La questione è tecnica ma chiara e Colletti la spiega così: «vogliono far rientrare dalla finestra quello che la Corte Costituzionale ha già cacciato fuori dalla porta appena tre mesi fa».
Con la sentenza n.62 del 5 aprile 2013, infatti, la suprema Corte ha cassato il comma 2 dell’ articolo 29 del DL 5/2012 con il quale l’allora premier Mario Monti aveva tentato di legittimare la nomina dei commissari ad acta per le riconversioni degli ex zuccherifici.
Ed in effetti alcuni commissari ministeriali erano stati anche nominati per i siti di Castiglion Fiorentino (Arezzo), Celano (L'Aquila), Finale Emilia (Modena), Portoviro (Rovigo), nonché annunciati per la riconversione di Fermo.

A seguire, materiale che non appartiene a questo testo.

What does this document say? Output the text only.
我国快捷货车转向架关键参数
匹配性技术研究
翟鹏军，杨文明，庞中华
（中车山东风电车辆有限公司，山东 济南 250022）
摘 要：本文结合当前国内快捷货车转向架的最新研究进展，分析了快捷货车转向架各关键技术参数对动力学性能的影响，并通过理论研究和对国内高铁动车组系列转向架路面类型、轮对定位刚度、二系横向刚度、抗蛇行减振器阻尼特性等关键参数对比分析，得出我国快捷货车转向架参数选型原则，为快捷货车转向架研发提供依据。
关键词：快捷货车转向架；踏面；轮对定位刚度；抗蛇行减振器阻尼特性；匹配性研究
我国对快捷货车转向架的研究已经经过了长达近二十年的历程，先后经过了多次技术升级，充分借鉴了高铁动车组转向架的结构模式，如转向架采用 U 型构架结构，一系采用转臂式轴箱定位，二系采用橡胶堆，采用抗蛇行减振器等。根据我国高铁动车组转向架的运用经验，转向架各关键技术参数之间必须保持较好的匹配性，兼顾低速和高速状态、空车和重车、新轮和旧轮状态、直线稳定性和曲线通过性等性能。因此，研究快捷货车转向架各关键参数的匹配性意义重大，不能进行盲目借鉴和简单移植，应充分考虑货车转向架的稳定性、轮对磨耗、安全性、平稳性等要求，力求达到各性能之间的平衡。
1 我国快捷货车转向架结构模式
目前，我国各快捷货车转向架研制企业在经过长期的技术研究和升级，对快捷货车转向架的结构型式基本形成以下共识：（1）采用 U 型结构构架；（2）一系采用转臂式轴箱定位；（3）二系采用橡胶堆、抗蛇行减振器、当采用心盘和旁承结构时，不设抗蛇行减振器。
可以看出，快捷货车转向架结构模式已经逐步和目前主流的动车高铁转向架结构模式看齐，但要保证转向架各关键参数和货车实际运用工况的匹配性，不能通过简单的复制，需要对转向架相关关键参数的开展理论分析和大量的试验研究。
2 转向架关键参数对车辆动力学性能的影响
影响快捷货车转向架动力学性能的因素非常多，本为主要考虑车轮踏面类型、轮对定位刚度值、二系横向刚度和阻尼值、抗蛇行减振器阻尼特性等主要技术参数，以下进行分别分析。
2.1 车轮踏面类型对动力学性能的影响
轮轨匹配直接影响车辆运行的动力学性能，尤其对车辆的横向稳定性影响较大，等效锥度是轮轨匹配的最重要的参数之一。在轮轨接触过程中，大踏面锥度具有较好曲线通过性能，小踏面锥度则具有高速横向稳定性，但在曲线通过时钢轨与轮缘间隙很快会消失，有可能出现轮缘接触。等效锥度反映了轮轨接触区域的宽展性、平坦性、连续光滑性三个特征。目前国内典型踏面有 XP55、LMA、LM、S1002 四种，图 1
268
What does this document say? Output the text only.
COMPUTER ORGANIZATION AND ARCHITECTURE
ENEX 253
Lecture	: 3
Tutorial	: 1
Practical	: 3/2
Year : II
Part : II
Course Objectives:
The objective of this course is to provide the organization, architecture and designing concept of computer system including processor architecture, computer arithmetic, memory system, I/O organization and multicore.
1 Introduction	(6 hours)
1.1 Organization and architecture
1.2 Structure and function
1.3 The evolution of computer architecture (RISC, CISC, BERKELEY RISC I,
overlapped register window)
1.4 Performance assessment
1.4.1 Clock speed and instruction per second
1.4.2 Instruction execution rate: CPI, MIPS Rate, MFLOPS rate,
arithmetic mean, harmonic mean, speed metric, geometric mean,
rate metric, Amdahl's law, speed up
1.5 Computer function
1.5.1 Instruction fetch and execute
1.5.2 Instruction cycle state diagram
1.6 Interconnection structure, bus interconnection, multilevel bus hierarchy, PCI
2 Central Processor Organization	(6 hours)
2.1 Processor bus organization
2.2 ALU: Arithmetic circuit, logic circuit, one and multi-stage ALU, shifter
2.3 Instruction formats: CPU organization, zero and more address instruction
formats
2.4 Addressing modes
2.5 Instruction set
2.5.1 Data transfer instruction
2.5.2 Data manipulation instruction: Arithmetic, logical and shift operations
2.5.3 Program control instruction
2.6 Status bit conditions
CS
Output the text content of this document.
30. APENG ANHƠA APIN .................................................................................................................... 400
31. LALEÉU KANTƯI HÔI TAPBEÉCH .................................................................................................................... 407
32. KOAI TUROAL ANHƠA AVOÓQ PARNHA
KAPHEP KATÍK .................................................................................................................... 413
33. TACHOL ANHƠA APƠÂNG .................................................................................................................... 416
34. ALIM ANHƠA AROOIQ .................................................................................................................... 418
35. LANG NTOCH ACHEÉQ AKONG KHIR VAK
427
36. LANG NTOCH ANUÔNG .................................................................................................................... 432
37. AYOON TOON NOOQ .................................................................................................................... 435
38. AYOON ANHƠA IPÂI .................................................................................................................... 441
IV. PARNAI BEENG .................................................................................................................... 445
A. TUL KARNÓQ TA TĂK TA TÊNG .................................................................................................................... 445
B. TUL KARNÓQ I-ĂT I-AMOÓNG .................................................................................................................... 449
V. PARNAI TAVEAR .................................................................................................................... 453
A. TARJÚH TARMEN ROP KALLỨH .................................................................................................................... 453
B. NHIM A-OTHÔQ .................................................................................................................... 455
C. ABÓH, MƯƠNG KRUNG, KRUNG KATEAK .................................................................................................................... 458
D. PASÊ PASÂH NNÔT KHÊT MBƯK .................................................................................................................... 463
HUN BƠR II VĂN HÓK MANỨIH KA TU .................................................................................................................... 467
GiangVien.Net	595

Su istanza della Regione Veneto, la Corte Costituzionale, con sentenza n. 62 del 5 aprile 2013, ha cassato questa possibilità, dal momento che «L’articolo 29 in esame deve essere ascritto alla materia agricoltura riservata alla competenza legislativa residuale delle Regioni: ne consegue che la norma viene a porsi in contrasto con l’art. 117 Cost. tanto se la si interpreti come attributiva di un potere regolamentare, quanto amministrativo».

OGGI SI INSISTE
«Oggi, il Governo prova a forzare ulteriormente la mano», insiste Colletti, «riproponendo in due emendamenti all’art. 6 del cosiddetto Decreto del Fare, che aggiungono allo stesso articolo i commi 4 bis e 4 ter, il medesimo tentativo di imporre i commissari, stavolta eludendo ed aggirando persino quanto sancito dalla suprema Corte e cercando in maniera scomposta di ascrivere i progetti di riconversione degli zuccherifici al di fuori della materia “agricoltura”, per superare le sopra citate motivazioni della Consulta».
Per il Movimento 5 Stelle questo tentativo sarebbe piuttosto «incoerente» con l’intero quadro normativo in cui si collocano i progetti di riconversione del settore bieticolo-saccarifero e la loro implementazione.
«Non è chiaro», spiega ancora il deputato pescarese, «sulla base di quali criteri, nella proposta di comma 4bis, vengano definiti “di interesse strategico” e “priorità di carattere nazionale” impianti devastanti per il territorio come le mega centrali proposte nella gran parte delle riconversioni, che drenano miliardi di euro di incentivi pubblici a vantaggio di pochi (im)prenditori».
Il M5S annuncia che si opporrà, «dentro e fuori le aule parlamentari, a questo ennesimo tentativo di passare sopra tutto e tutti, persino sopra i diritti primari sanciti dalla Costituzione e dai giudici costituzionali».